After desert, board games, and being shot at with nerf guns (which have gotten scarily high-caliber), I was talking with my 10-year-old half-brother about his school. Specifically, I wanted to see how he is doing in math. He is (not surprisingly) unable to articulate exactly what he is doing in math, so I was asking him specific questions to see what his math is like. Last year, I was surprised to find out he knew square roots already - I explained about cube and higher roots, and he picked it up instantly.

I wanted to see what he knew about fractions as a 4th grader at a typical Cleveland-area public school. I asked him if 1/2 or 3/4 was bigger.. way too easy. I asked him if 2/3 or 3/4 was bigger. He got it right, and quickly, but couldn't really explain why. I then asked him if 3/7 or 3/8 was bigger, and he said 3/7 immediately. I asked him to explain how he knew, and he looked at me like I was stupid, saying, "a seventh is bigger than an eighth, so..". I asked if he had worked with mixed numbers, and he hadn't, so I asked him to figure out what 3 1/4 - 1 1/2 is. He couldn't do it in his head, so I told him to get paper and draw a picture. That's all I said - he drew fractions circles correctly, crossed off a whole, the fourth, and then another fourth from a whole, and came up with 1 3/4.

I've only ever taught at DCP, so I don't have much of a frame of reference for knowing if he is above average or not, but this is the kind of thinking that all students must have to be successful in high school math. This is the kind of numeracy ability I want my students to develop; this way, when they get to a new problem, instead of giving up, they can reason it through and at least make progress.
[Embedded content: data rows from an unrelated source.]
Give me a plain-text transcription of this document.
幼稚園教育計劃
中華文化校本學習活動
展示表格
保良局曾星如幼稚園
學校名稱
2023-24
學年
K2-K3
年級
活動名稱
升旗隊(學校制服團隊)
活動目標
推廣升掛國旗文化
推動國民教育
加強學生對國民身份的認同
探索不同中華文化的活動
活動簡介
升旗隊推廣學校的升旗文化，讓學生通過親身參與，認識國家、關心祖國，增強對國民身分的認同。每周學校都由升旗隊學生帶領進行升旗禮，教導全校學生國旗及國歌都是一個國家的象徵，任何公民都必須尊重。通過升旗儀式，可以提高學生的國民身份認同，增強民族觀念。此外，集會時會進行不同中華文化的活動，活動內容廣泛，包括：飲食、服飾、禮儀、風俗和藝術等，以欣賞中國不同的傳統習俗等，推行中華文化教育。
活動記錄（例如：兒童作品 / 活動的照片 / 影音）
I struggle daily to get them to pay attention, to care, to think, to not give up when a problem is hard, and their mathematical progress is painfully slow. In a couple weeks, when we start reviewing for finals, and half the kids don't even remember what an integer is, it will be painful. But I know that, by the end of the year, most of my students will have improved their math abilities in many ways. Never as much as I want, but it will have to do! I just gave our grade-level equivalency test before break, and the median score has improved by 1.1 grade levels (from 5.9 to 7.0) and the average by 1.65 grade levels (from 5.76 to 7.42) since the summer. If I can squeeze that kind of growth or better out of them during the second semester, most will be in pretty good shape for next year.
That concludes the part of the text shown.